I am wondering if anyone has knowledge of a device that can be plugged into a old or slow PC to boost its performance.
This would be useful for removing a virus or scanning a PC that lacks the power to do so in a timely manner.
If something like this does not already exist, I will do my best to make it exist. I am thinking that a small PC (A custom MOBO, a CPU, ~1-2 GB of ram, and a very small, most likely custom, PSU). With the right software said mini PC could have one program or process run on it rather than the host PC; which in theory should decrease the time it takes to do said task.
Possibly a modified GPU could do this.
What are your opinions? Has this thought ever occurred to you?
It's called Linux on a (USB) stick. Live boot an appropriate version of Linux, such as Lubuntu, and you can scan or do whatever task faster than you can with Windows.
If your hardware is so slow that it can't even complete a basic task with a clean, minimal OS, you need a new computer, not a "booster box"
So, you're looking to make a diag box of some sort? I mean, a linux boot stick/cd should take care of most of what you describe, though it has to run on the existing computer's hardware. If that's not what you're looking for, then I suppose you could setup something on a mini ITX or Pi like ProSonicLive suggested, but to be perfectly honest I can't think of a way you would be able to just jack it into an existing intact computer to run hardware level scans. Even software scans using remote desktop or file sharing would still be dependent on the target computer's hardware to a large degree.

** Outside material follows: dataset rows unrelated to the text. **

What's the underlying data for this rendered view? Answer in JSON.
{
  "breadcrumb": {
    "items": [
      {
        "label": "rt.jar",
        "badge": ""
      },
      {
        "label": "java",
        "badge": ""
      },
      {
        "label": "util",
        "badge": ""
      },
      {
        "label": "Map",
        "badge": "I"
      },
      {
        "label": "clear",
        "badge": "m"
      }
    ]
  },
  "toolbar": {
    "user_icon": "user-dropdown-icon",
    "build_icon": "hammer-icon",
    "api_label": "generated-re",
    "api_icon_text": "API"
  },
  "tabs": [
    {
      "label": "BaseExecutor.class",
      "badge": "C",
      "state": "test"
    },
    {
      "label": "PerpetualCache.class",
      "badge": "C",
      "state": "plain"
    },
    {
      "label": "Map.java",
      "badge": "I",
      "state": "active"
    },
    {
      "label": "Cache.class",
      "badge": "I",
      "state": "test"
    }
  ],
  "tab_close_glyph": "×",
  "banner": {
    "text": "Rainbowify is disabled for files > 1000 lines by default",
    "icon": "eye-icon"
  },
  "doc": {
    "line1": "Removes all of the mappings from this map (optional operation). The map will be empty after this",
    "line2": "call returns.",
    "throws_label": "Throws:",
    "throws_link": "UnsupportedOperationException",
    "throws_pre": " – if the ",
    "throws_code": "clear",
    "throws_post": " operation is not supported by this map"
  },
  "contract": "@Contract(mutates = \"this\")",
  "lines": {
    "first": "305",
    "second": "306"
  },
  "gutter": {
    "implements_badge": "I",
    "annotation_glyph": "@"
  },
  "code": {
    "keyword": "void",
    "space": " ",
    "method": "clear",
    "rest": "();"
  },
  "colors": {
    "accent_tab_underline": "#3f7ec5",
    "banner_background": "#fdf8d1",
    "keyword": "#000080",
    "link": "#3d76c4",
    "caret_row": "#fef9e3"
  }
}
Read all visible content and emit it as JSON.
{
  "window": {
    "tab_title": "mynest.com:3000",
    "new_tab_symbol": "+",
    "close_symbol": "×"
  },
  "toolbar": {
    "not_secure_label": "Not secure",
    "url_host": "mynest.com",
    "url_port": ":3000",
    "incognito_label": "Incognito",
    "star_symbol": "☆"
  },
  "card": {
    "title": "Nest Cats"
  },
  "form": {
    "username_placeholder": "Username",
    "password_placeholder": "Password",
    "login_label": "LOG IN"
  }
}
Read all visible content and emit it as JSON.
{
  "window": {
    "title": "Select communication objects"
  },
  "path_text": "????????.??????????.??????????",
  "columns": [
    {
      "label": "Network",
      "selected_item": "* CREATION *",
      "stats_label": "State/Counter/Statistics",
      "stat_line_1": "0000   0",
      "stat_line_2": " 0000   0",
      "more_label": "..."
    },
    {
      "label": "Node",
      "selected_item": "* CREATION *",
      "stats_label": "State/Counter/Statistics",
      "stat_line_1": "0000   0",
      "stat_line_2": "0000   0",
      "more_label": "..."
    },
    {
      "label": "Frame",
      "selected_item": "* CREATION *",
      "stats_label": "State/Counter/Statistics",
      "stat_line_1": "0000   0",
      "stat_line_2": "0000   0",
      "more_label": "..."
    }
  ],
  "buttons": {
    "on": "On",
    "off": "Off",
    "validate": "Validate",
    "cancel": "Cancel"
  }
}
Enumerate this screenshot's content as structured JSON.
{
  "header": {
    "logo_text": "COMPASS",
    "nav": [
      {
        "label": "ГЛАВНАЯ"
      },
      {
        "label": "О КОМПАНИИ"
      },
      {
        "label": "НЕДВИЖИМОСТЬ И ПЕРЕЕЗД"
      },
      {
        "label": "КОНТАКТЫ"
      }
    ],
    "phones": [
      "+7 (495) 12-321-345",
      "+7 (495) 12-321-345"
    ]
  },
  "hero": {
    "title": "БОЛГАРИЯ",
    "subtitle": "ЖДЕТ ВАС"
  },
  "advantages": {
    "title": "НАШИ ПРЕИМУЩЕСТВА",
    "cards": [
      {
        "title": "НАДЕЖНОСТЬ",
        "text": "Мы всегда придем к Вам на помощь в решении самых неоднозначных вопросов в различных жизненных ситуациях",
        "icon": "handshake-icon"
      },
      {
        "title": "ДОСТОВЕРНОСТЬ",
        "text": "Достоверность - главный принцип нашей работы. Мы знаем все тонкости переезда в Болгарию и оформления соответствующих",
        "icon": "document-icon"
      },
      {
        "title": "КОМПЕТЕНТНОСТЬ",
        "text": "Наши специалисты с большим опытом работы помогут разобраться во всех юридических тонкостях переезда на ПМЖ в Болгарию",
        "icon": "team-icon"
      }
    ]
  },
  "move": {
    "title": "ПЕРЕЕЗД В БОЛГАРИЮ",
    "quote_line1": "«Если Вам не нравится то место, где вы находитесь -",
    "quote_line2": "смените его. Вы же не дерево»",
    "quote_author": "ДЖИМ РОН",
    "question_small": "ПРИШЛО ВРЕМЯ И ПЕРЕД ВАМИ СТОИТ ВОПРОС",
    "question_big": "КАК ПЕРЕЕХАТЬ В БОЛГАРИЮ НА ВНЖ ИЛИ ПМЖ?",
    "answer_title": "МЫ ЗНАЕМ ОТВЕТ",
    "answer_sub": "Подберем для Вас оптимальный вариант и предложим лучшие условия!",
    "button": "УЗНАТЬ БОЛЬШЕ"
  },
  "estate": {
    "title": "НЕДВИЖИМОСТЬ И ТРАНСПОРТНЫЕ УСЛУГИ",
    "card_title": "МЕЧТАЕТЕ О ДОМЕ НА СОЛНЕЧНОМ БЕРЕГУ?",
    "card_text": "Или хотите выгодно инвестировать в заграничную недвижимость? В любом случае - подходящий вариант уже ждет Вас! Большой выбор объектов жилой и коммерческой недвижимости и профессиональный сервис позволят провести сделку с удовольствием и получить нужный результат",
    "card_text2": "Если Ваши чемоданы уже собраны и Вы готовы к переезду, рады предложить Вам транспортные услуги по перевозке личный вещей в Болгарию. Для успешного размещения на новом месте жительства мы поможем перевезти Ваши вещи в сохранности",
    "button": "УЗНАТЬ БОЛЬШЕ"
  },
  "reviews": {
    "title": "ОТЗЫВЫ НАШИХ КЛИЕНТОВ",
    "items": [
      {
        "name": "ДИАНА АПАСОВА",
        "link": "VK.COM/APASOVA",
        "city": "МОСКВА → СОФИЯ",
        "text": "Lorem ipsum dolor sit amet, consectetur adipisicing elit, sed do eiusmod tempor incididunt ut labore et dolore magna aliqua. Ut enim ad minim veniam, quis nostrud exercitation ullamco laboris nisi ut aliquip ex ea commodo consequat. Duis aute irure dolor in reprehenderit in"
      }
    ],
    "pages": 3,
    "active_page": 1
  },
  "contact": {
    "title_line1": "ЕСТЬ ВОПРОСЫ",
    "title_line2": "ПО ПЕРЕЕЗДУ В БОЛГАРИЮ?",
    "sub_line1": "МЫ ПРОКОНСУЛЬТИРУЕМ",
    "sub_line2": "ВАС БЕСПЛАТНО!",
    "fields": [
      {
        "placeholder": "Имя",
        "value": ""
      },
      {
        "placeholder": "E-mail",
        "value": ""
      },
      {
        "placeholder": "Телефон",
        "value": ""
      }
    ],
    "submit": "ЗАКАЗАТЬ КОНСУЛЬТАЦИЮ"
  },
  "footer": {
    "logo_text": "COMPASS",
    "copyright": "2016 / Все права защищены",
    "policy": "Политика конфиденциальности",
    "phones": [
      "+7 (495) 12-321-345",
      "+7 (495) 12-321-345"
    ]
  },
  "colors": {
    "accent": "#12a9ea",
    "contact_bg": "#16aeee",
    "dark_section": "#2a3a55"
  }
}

I mean you might be able to cobble together something that would allow you to run cables from your diag box to the PC and test things like the ram slots, pci slots, AGP/PCIe slots etc by incorporating diagnostic boards into the case. Combine that with a mini ITX board for testing hard drives, PCI cards, graphics cards and ram (though, legacy would be an issue unless you can find some adapters, but even then, you'll only be able to go back so far before the architecture is just incompatible).
To my mind, it sounds like more trouble than it would be worth, and far less convenient than existing methods of testing... but hey. It's your time and money : )
So a piece of hardware that boosts performance, like how you can use a USB stick in Windows to *cough* boost *cough* the memory performance.
There is plausibility in this as we have to example of this working (kinda) first is as mentioned with the USB memory stick, the second is with the little ASIC bitcoin mining USB dongles.
The main problem as I see it is how the system would utilise it. On newer CPUs, as more and more stuff is moved on to the CPU die, and older systems on the chipsets, the CPU is required to organise and orchestrate the operation of the system. Whether this be receiving data from a HDD and moving to RAM or sending instructions to a GPU.
To truly speed the system up would require that the device connect becomes the Host of the system, rather than a client of it. (Like it currently does) With this sort of method the CPU would then become like the older chipsets where actual processing is done else where. This would require some tricky bit of coding but might be possible.
As a side note look up the Rubber Ducky (although this can be done other ways without this) when you plug it in to a system it automatically executes code on that system. So something of this kind to hand off the processing.
However shifting all of the processing power to an Bitcoin mining ASIC has its saturation limits. Mainly the bus between it and the CPU of the computer. The reason Bitcoin mining works well on these, is because it is processing heavy rather than I/O heavy, so there is no risk of the connection bus being over saturated. But say your scanning a HDD for something, on USB 2.0 which has theoretical max bandwidth of 480Mb/s (60MB/s). You are not going to be able to read the HDD as the system could. This problem only gets worse with the speeds of Hybrid and SSD.
For older systems there might be a way to link something like PCI and treat the system as if it is on the other end of a Host Bus Adapter.
Or into a spare DIMM slot. Like how the UltraDIMM allows storage on a RAM interfaced device, you maybe able to add additional processing nodes this way. (BTW this would have incredible uses within datacenters)
It does sound like more trouble than its worth. I'll probably just build my "Brief case PC" and hook it up to the computers HDD if old computer is too slow.